Mahasiswa UMP: "Kami tidak Setuju Mobnas Itu Proton dari Malaysia"
Mestinya Pak Jokowi berhentilah pencitraan. SMK itu sendiri kan karoseri. Bukan pembuatan. Kita untuk mesin diesel 1 silender saja belum biso bikin
Penulis: Abdul Hafiz | Editor: Sudarwan
SRIPOKU.COM, PALEMBANG - Puluhan mahasiswa mengikuti
kegiatan sosialisasi kehidupan berbangsa dan bernegara bersama H Wahyu Sanjaya SE anggota DPR RI Komisi VI Fraksi Partai Demokrat di Kampus Fakultas Ekonomi UMP, Sabtu (14/2/2015).
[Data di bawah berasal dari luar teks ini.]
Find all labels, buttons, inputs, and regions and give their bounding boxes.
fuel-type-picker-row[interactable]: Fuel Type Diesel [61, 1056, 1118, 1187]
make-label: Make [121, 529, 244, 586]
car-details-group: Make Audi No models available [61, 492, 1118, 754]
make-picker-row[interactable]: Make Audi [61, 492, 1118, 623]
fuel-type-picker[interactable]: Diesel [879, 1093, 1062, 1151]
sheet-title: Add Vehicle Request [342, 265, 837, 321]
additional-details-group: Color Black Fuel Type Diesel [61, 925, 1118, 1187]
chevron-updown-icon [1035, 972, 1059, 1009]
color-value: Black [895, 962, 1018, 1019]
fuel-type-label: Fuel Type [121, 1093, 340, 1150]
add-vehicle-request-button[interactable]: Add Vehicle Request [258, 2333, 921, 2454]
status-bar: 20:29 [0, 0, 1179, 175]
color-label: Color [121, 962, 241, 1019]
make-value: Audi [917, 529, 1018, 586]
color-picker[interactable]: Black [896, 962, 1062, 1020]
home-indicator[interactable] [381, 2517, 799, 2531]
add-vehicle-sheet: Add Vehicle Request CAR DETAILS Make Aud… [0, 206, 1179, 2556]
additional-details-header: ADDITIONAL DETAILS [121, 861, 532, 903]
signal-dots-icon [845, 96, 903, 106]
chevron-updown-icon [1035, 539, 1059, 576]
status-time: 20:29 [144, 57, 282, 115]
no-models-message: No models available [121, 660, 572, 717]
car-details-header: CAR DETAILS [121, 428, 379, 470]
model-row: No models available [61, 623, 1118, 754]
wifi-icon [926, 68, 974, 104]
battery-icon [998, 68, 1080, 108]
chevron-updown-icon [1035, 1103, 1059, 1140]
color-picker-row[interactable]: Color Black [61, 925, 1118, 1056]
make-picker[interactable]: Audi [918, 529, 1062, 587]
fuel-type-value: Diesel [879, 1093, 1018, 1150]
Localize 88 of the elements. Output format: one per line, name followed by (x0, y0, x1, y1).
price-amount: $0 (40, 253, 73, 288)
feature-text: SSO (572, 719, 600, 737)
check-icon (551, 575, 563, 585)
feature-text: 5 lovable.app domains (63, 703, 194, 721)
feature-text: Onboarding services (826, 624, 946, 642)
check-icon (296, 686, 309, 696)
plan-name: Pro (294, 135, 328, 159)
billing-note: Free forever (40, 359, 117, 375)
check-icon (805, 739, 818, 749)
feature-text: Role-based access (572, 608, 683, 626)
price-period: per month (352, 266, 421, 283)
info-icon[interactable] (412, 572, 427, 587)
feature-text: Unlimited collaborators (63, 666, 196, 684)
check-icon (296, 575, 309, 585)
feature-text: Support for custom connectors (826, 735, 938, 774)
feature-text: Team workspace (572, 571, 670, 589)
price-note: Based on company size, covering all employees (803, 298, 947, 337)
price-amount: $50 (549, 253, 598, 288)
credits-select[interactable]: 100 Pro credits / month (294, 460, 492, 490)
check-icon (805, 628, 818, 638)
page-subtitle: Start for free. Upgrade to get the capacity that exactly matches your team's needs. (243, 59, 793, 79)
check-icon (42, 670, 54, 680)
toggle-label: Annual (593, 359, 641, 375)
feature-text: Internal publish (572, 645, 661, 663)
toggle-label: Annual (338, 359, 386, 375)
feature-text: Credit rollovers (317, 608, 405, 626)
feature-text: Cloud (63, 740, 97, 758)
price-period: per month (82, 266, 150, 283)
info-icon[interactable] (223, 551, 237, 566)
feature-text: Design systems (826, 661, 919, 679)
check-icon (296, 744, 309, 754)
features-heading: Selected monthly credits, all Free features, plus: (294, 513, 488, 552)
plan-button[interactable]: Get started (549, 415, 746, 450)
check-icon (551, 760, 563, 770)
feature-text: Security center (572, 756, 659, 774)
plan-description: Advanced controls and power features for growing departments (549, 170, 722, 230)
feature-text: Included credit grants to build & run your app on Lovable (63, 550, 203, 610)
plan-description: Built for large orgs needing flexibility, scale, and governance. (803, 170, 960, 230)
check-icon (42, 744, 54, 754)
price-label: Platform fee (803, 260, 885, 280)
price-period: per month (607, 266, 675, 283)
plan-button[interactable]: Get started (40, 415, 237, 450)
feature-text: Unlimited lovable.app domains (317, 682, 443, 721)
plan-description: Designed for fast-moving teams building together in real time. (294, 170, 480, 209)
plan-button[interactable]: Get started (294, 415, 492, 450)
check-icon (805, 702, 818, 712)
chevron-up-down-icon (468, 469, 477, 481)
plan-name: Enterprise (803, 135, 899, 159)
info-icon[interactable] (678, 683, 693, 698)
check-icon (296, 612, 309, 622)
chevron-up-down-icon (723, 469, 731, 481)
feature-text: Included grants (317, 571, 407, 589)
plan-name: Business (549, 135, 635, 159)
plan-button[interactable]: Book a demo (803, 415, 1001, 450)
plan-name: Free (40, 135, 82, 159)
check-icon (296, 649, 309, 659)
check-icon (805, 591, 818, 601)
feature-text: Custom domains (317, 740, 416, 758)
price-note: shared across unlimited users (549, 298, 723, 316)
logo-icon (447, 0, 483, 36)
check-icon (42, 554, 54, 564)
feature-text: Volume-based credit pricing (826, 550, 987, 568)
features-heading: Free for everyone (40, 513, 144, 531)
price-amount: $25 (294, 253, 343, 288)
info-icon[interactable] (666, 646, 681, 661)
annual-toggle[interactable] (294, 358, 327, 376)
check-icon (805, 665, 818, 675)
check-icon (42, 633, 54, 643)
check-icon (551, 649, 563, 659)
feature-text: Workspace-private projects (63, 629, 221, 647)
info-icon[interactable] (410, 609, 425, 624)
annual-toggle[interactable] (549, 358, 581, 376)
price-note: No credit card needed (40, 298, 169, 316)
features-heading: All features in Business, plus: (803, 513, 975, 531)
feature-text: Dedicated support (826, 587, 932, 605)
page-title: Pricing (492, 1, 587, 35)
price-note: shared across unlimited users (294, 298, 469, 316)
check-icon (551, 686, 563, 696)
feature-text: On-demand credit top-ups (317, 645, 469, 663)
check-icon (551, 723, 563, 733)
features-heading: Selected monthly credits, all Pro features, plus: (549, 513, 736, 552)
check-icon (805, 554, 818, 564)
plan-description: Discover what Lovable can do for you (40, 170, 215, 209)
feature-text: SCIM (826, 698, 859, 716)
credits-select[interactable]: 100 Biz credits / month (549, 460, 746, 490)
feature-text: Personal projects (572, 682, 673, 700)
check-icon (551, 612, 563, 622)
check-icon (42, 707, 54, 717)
Mulai dari isu mobil nasional hingga Freeport disampaikan mahasiswa agar ditanggapi sang wakil rakyat ini.
"Terima kasih kepada bapak Wahyu Sanjaya yang telah membantu acara seminar ini. Tidak cukup sampai di sini tidak hanya Fakultas Ekonomi saja," kata Ketua Umum MAPALA FE UMP Alfedya.
Wahyu yang juga putra kedua dari lima bersaudara anggota DPR RI Fraksi Golkar Kahar Muzakir menyampaikan alasan perlunya sosialisasi kehidupan berbangsa dan bernegara.
"Khawatir akan lunturnya nilai kebangsaan. Kami ditraining Lemhanas. Baru mulai tahun ini. Latihan di Mako Brimob. NKRI dan UUD 45. Secara prinsip kita sepakat idealis NKRI, UUD 45 dan Bhineka Tunggal Ika. Tinggal penerapan di kehidupan sehari-hari," ujarnya.
"Jangan sampai kita disusupi seperti paham ISIS. Untuk itu perlu adanya kerukunan. Di Palembang boleh dikato daklah demo. Kalau di Jawo dikit-dikit demo. Mano di Palembang jarang katek gawean. Setiap ditanyo nak kemano? Dijawab ado gawe dikit. Kalo nak nanyo NKRI silahkan. Kalo nak nanyo implementasi ekonomi BUMN, Perdagangan, Perindustrian, UMKM," tambahnya.
"Kami tidak setuju mobnas itu Proton dari Malaysia. Padahal kita tahu di sana tidak terpakai. Kenapa tidak mendorong seperti mobil SMK yang di Solo," kata salah seorang mahasiswa.
"Mestinya Pak Jokowi berhentilah pencitraan. SMK itu sendiri kan karoseri. Bukan pembuatan. Kita untuk mesin diesel 1 silender saja belum biso bikin. Saya pribadi tidak mendukung mobil nasional. Alhamdulillah kami di Komisi VI masih waras soal ini. Realistis bae, kanapa kita tidak bikin traktor nasional bae dulu. Departemen Pertanian setiap tahunnya bagikan 18 ribu traktor merek Yanmar," kata Wahyu.